What made you take on Bloodworth as a project?
“I could relate to the character, Fleming, as I grew up with similar thoughts and feelings as him. The teacher in the film was like a teacher I had in high school, Larry England, my speech and debate coach. He always said “there’s nothing in your life that you can’t achieve if you’re willing to work hard and make sacrifices.” My family was firmly middle class, but elements of my family lived that way (like the Bloodworths). Mom was nose to the grindstone and worked her ass off, (still does), and as a result, I was the first in my family to go to college. Our casting director, Mary Vernieu, put the task together for us. We became the producers by default; it was going out and looking for the money. When we got it together Kris Kristofferson was our first choice to play E.F. Bloodworth. We were in pre production three years earlier. One card tumbled and we all tumbled, but Kris was not available anyway. He was working on the “This Old Road” album. In the interim, Kris read the script and his agent contacted us about his interest, and we got the money together and did the film.”

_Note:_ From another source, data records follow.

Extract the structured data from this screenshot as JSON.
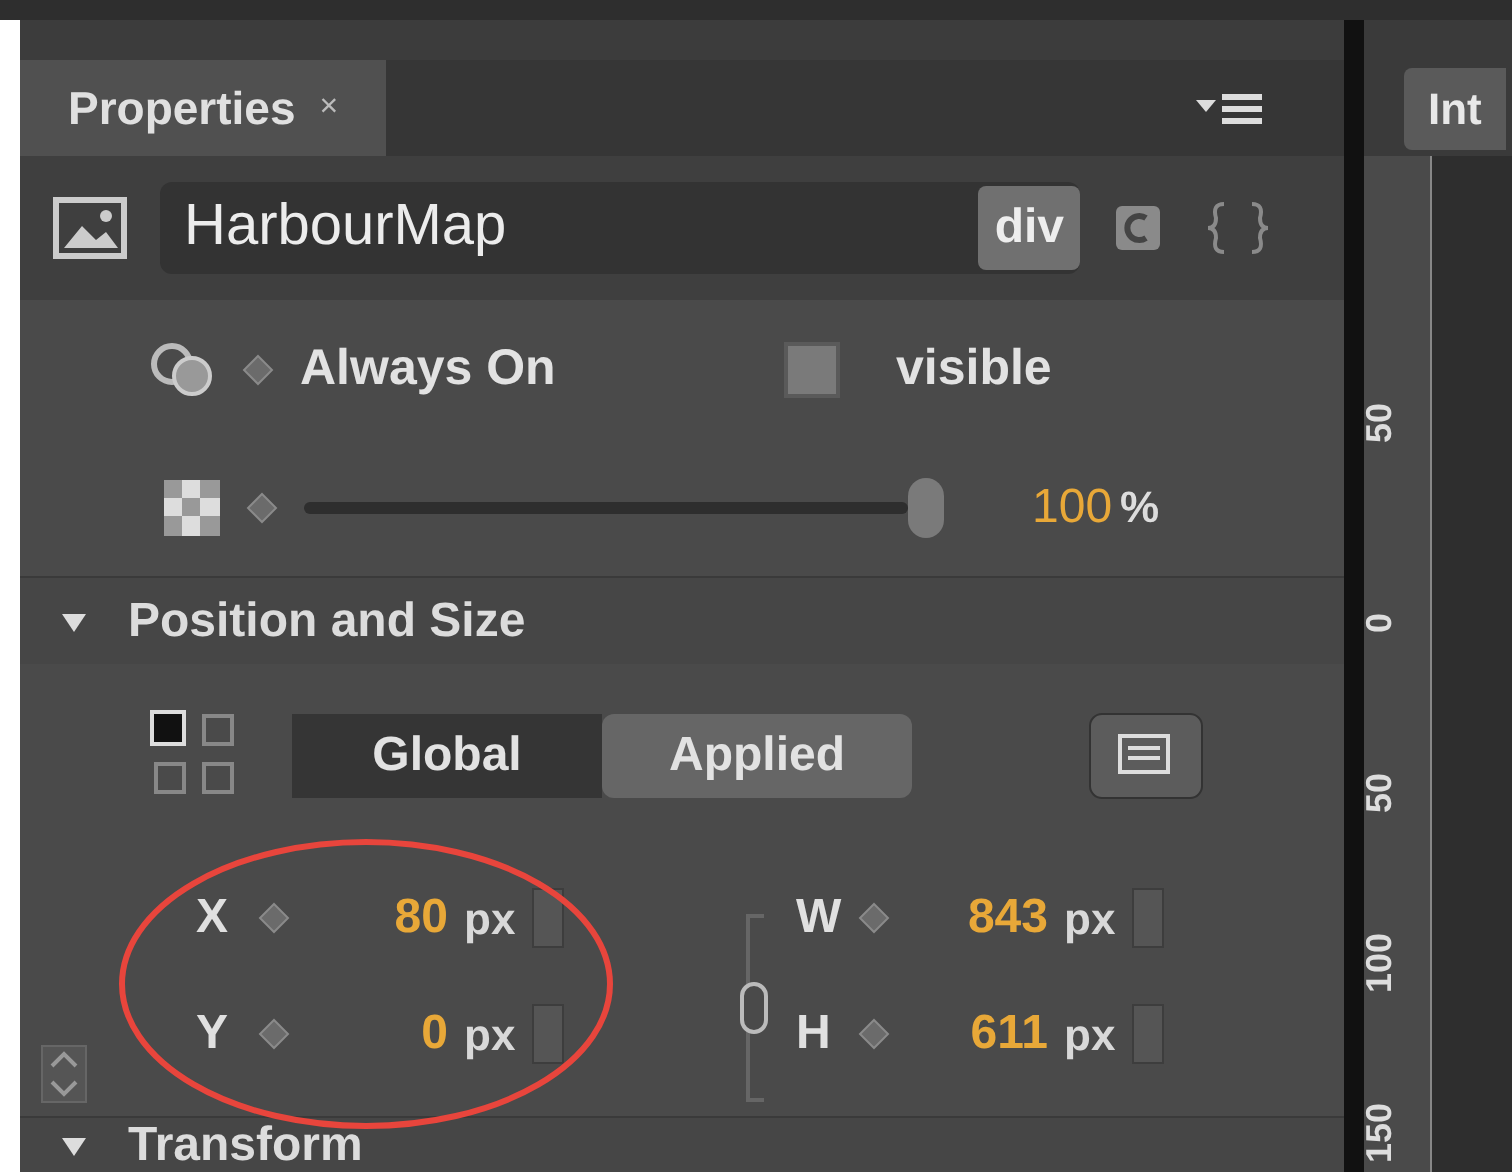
{
  "panel_tab": {
    "label": "Properties",
    "close": "×"
  },
  "element": {
    "name": "HarbourMap",
    "tag": "div"
  },
  "display": {
    "value": "Always On"
  },
  "overflow": {
    "value": "visible"
  },
  "opacity": {
    "level": 1,
    "value": "100",
    "unit": "%"
  },
  "sections": [
    {
      "title": "Position and Size",
      "expanded": true
    },
    {
      "title": "Transform",
      "expanded": true
    }
  ],
  "coordinate_modes": [
    {
      "label": "Global",
      "selected": false
    },
    {
      "label": "Applied",
      "selected": true
    }
  ],
  "fields": [
    {
      "label": "X",
      "value": "80",
      "unit": "px"
    },
    {
      "label": "W",
      "value": "843",
      "unit": "px"
    },
    {
      "label": "Y",
      "value": "0",
      "unit": "px"
    },
    {
      "label": "H",
      "value": "611",
      "unit": "px"
    }
  ],
  "stage_tab": {
    "label": "Int"
  },
  "ruler": [
    "50",
    "0",
    "50",
    "100",
    "150"
  ]
}
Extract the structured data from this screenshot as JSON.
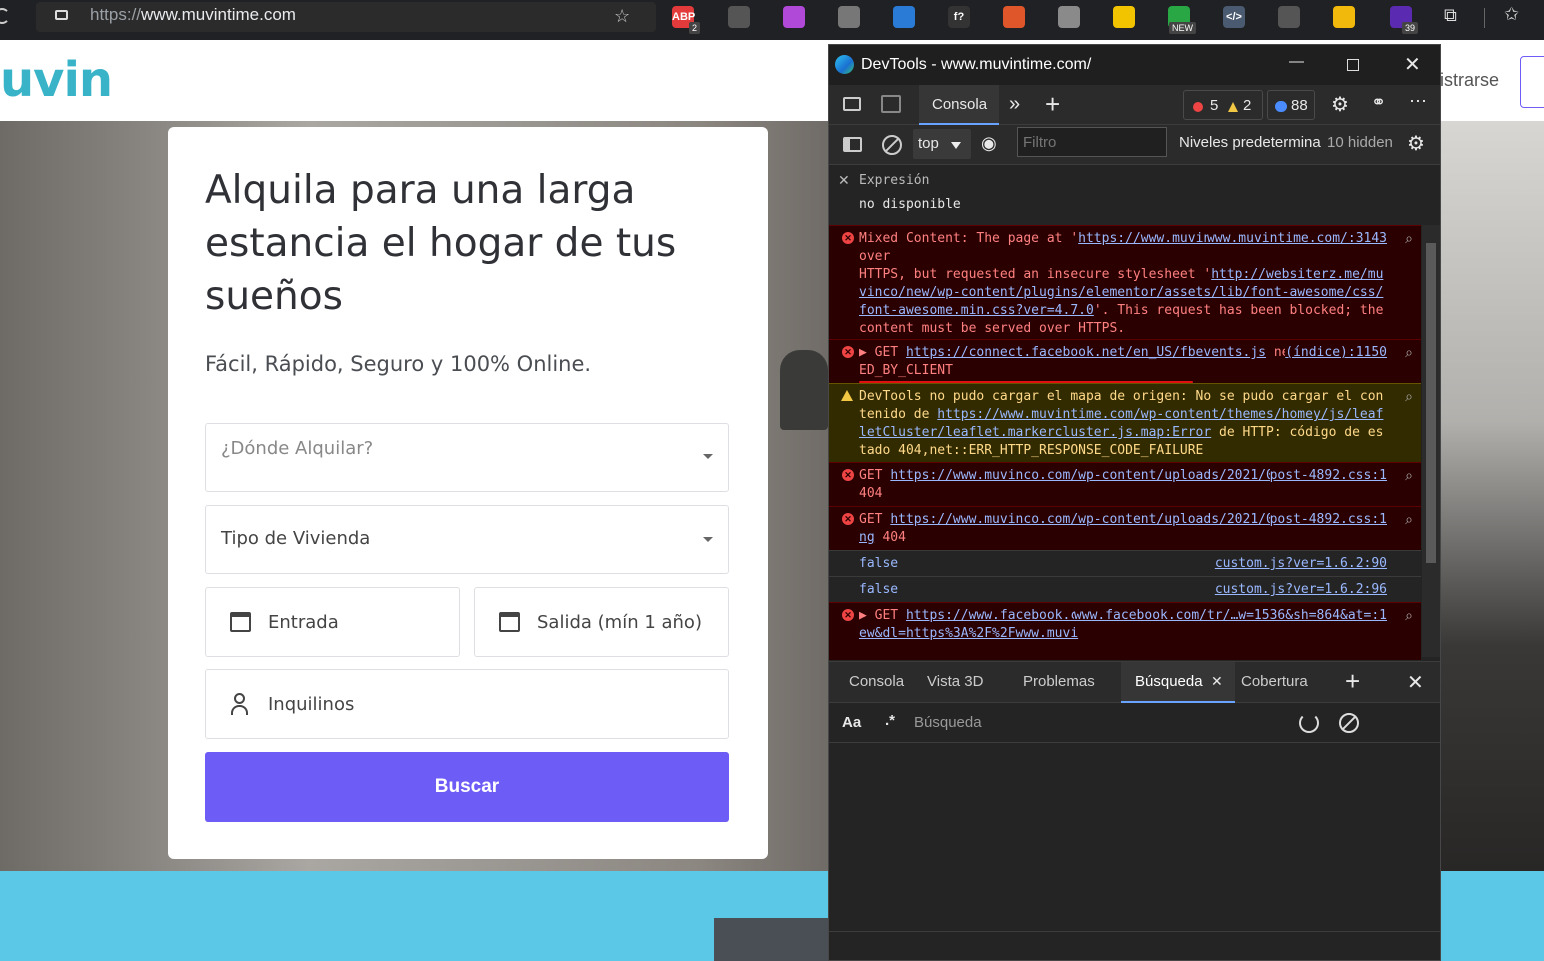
{
  "browser": {
    "url_scheme": "https://",
    "url_host": "www.muvintime.com",
    "extensions": [
      {
        "name": "adblock-icon",
        "label": "ABP",
        "badge": "2",
        "color": "#e33b3b"
      },
      {
        "name": "picture-in-picture-icon",
        "label": "",
        "badge": "",
        "color": "#555"
      },
      {
        "name": "color-picker-icon",
        "label": "",
        "badge": "",
        "color": "#b048d8"
      },
      {
        "name": "copy-extension-icon",
        "label": "",
        "badge": "",
        "color": "#777"
      },
      {
        "name": "bracket-extension-icon",
        "label": "",
        "badge": "",
        "color": "#2a7bd6"
      },
      {
        "name": "function-extension-icon",
        "label": "f?",
        "badge": "",
        "color": "#333"
      },
      {
        "name": "rocket-extension-icon",
        "label": "",
        "badge": "",
        "color": "#e0562b"
      },
      {
        "name": "printer-extension-icon",
        "label": "",
        "badge": "",
        "color": "#8a8a8a"
      },
      {
        "name": "star-extension-icon",
        "label": "",
        "badge": "",
        "color": "#f2c400"
      },
      {
        "name": "new-extension-icon",
        "label": "",
        "badge": "NEW",
        "color": "#2aa745"
      },
      {
        "name": "code-extension-icon",
        "label": "</>",
        "badge": "",
        "color": "#4a5a70"
      },
      {
        "name": "feather-extension-icon",
        "label": "",
        "badge": "",
        "color": "#555"
      },
      {
        "name": "binance-extension-icon",
        "label": "",
        "badge": "",
        "color": "#f0b90b"
      },
      {
        "name": "hat-extension-icon",
        "label": "",
        "badge": "39",
        "color": "#5a2bb0"
      }
    ]
  },
  "site": {
    "logo": "uvin",
    "register_label": "istrarse",
    "hero_title": "Alquila para una larga estancia el hogar de tus sueños",
    "hero_subtitle": "Fácil, Rápido, Seguro y 100% Online.",
    "location_placeholder": "¿Dónde Alquilar?",
    "housing_type": "Tipo de Vivienda",
    "checkin": "Entrada",
    "checkout": "Salida (mín 1 año)",
    "tenants": "Inquilinos",
    "search_button": "Buscar"
  },
  "devtools": {
    "title": "DevTools - www.muvintime.com/",
    "active_tab": "Consola",
    "errors_count": "5",
    "warnings_count": "2",
    "info_count": "88",
    "context": "top",
    "filter_placeholder": "Filtro",
    "levels": "Niveles predetermina",
    "hidden": "10 hidden",
    "expression_label": "Expresión",
    "expression_value": "no disponible",
    "messages": [
      {
        "level": "error",
        "text_before": "Mixed Content: The page at '",
        "link1": "https://",
        "text_mid": "",
        "link2": "www.muvintime.com/",
        "text_after": "' was loaded over\nHTTPS, but requested an insecure stylesheet '",
        "link3": "http://websiterz.me/muvinco/new/wp-content/plugins/elementor/assets/lib/font-awesome/css/font-awesome.min.css?ver=4.7.0",
        "text_end": "'. This request has been blocked; the content must be served over HTTPS.",
        "source": "www.muvintime.com/:3143"
      },
      {
        "level": "error",
        "text_before": "▶ GET ",
        "link1": "https://connect.facebook.net/en_US/fbevents.js",
        "text_after": " net::ERR_BLOCKED_BY_CLIENT",
        "source": "(índice):1150"
      },
      {
        "level": "warning",
        "text_before": "DevTools no pudo cargar el mapa de origen: No se pudo cargar el contenido de ",
        "link1": "https://www.muvintime.com/wp-content/themes/homey/js/leafletCluster/leaflet.markercluster.js.map:Error",
        "text_after": " de HTTP: código de estado 404,net::ERR_HTTP_RESPONSE_CODE_FAILURE",
        "source": ""
      },
      {
        "level": "error",
        "text_before": "GET ",
        "link1": "https://www.muvinco.com/wp-content/uploads/2021/01/Post-BG.png",
        "text_after": " 404",
        "source": "post-4892.css:1"
      },
      {
        "level": "error",
        "text_before": "GET ",
        "link1": "https://www.muvinco.com/wp-content/uploads/2021/01/CTA-Shapes.png",
        "text_after": " 404",
        "source": "post-4892.css:1"
      },
      {
        "level": "log",
        "text_before": "false",
        "source": "custom.js?ver=1.6.2:90"
      },
      {
        "level": "log",
        "text_before": "false",
        "source": "custom.js?ver=1.6.2:96"
      },
      {
        "level": "error",
        "text_before": "▶ GET ",
        "link1": "https://www.facebook.com/tr/?id=532160876956612&ev=fb_page_view&dl=https%3A%2F%2Fwww.muvi",
        "text_after": "",
        "source": "www.facebook.com/tr/…w=1536&sh=864&at=:1"
      }
    ],
    "drawer_tabs": [
      "Consola",
      "Vista 3D",
      "Problemas",
      "Búsqueda",
      "Cobertura"
    ],
    "drawer_active": "Búsqueda",
    "case_toggle": "Aa",
    "regex_toggle": ".*",
    "search_placeholder": "Búsqueda"
  }
}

On Kristofferson, he said:
“He’s one of my life long heroes.”
I read somewhere that Wes Craven was the first person that was really established in the business that took you under his wing. Have you taken anybody under your wing and given them opportunities they might not otherwise have?

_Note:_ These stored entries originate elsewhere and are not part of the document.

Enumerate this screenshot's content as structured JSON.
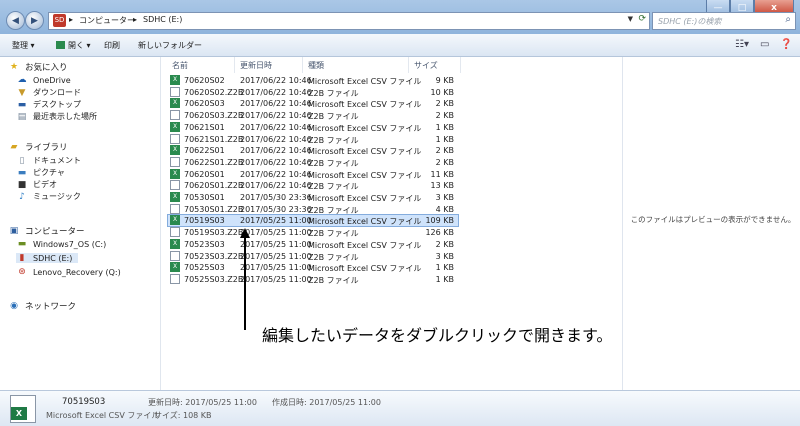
{
  "window": {
    "min": "—",
    "max": "□",
    "close": "x"
  },
  "address": {
    "breadcrumbs": [
      "コンピューター",
      "SDHC (E:)"
    ],
    "separator": "▸",
    "search_placeholder": "SDHC (E:)の検索"
  },
  "toolbar": {
    "organize": "整理 ▾",
    "open": "開く ▾",
    "print": "印刷",
    "new_folder": "新しいフォルダー"
  },
  "sidebar": {
    "favorites": {
      "label": "お気に入り",
      "items": [
        "OneDrive",
        "ダウンロード",
        "デスクトップ",
        "最近表示した場所"
      ]
    },
    "libraries": {
      "label": "ライブラリ",
      "items": [
        "ドキュメント",
        "ピクチャ",
        "ビデオ",
        "ミュージック"
      ]
    },
    "computer": {
      "label": "コンピューター",
      "items": [
        "Windows7_OS (C:)",
        "SDHC (E:)",
        "Lenovo_Recovery (Q:)"
      ]
    },
    "network": {
      "label": "ネットワーク"
    }
  },
  "columns": {
    "name": "名前",
    "date": "更新日時",
    "type": "種類",
    "size": "サイズ"
  },
  "files": [
    {
      "name": "70620S02",
      "date": "2017/06/22 10:46",
      "type": "Microsoft Excel CSV ファイル",
      "size": "9 KB",
      "kind": "csv"
    },
    {
      "name": "70620S02.Z2B",
      "date": "2017/06/22 10:46",
      "type": "Z2B ファイル",
      "size": "10 KB",
      "kind": "doc"
    },
    {
      "name": "70620S03",
      "date": "2017/06/22 10:46",
      "type": "Microsoft Excel CSV ファイル",
      "size": "2 KB",
      "kind": "csv"
    },
    {
      "name": "70620S03.Z2B",
      "date": "2017/06/22 10:46",
      "type": "Z2B ファイル",
      "size": "2 KB",
      "kind": "doc"
    },
    {
      "name": "70621S01",
      "date": "2017/06/22 10:46",
      "type": "Microsoft Excel CSV ファイル",
      "size": "1 KB",
      "kind": "csv"
    },
    {
      "name": "70621S01.Z2B",
      "date": "2017/06/22 10:46",
      "type": "Z2B ファイル",
      "size": "1 KB",
      "kind": "doc"
    },
    {
      "name": "70622S01",
      "date": "2017/06/22 10:46",
      "type": "Microsoft Excel CSV ファイル",
      "size": "2 KB",
      "kind": "csv"
    },
    {
      "name": "70622S01.Z2B",
      "date": "2017/06/22 10:46",
      "type": "Z2B ファイル",
      "size": "2 KB",
      "kind": "doc"
    },
    {
      "name": "70620S01",
      "date": "2017/06/22 10:46",
      "type": "Microsoft Excel CSV ファイル",
      "size": "11 KB",
      "kind": "csv"
    },
    {
      "name": "70620S01.Z2B",
      "date": "2017/06/22 10:46",
      "type": "Z2B ファイル",
      "size": "13 KB",
      "kind": "doc"
    },
    {
      "name": "70530S01",
      "date": "2017/05/30 23:36",
      "type": "Microsoft Excel CSV ファイル",
      "size": "3 KB",
      "kind": "csv"
    },
    {
      "name": "70530S01.Z2B",
      "date": "2017/05/30 23:36",
      "type": "Z2B ファイル",
      "size": "4 KB",
      "kind": "doc"
    },
    {
      "name": "70519S03",
      "date": "2017/05/25 11:00",
      "type": "Microsoft Excel CSV ファイル",
      "size": "109 KB",
      "kind": "csv",
      "selected": true
    },
    {
      "name": "70519S03.Z2B",
      "date": "2017/05/25 11:00",
      "type": "Z2B ファイル",
      "size": "126 KB",
      "kind": "doc"
    },
    {
      "name": "70523S03",
      "date": "2017/05/25 11:00",
      "type": "Microsoft Excel CSV ファイル",
      "size": "2 KB",
      "kind": "csv"
    },
    {
      "name": "70523S03.Z2B",
      "date": "2017/05/25 11:00",
      "type": "Z2B ファイル",
      "size": "3 KB",
      "kind": "doc"
    },
    {
      "name": "70525S03",
      "date": "2017/05/25 11:00",
      "type": "Microsoft Excel CSV ファイル",
      "size": "1 KB",
      "kind": "csv"
    },
    {
      "name": "70525S03.Z2B",
      "date": "2017/05/25 11:00",
      "type": "Z2B ファイル",
      "size": "1 KB",
      "kind": "doc"
    }
  ],
  "preview": {
    "message": "このファイルはプレビューの表示ができません。"
  },
  "annotation": {
    "text": "編集したいデータをダブルクリックで開きます。"
  },
  "details": {
    "name": "70519S03",
    "type": "Microsoft Excel CSV ファイル",
    "modified": "更新日時: 2017/05/25 11:00",
    "created": "作成日時: 2017/05/25 11:00",
    "size": "サイズ: 108 KB"
  },
  "colors": {
    "selection": "#cfe3fb",
    "titlebar": "#9fbde0",
    "close": "#c6402c"
  }
}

“Molly Sims, supermodel, and actress is from my home town. There are several people in the business from my home town that have moved out here (Los Angeles), but I can’t say I was the one who gave them the break that put them where they are. I friend everybody on facebook and give them the best advice I can.”
I noticed that you played in “Justified”? What season and show? Would you like to play in it again?
“I played in episode 5 of season 1. I love Justified. In fact, I just finished watching season 2 this weekend, and season 3 will start in the fall. My character in Justified went to prison, and I’ve mentioned to the writers that they might want to release him so I can come back (laugh). I suppose it’s a possibility.”
Do you plan to continue being a writer and producer, or will you continue to pursue acting? Or both?
“The business side of producing is not my cup of tea but I enjoy the creative side. The writing, I love. And, problem solving as a producer. I’ve always been a writer, even as a kid. We have other projects in line. ”
Are you familiar with Shreveport as a community that is becoming deeply involved in the movie industry, and have you ever filmed in Louisiana?
“Louisiana is a great place to film since the state is offering the industry incentives to film. I filmed in New Orleans once, a long time ago, but never in Shreveport. It could happen, though. You never know.”
I would like to thank the Integrated Allied Marketing members, Ashley Stout and Tonya Polydoroff for the opportunity to review the film, as well as W. Earl Brown for his interview. Don’t take my word for it; go see Bloodworth.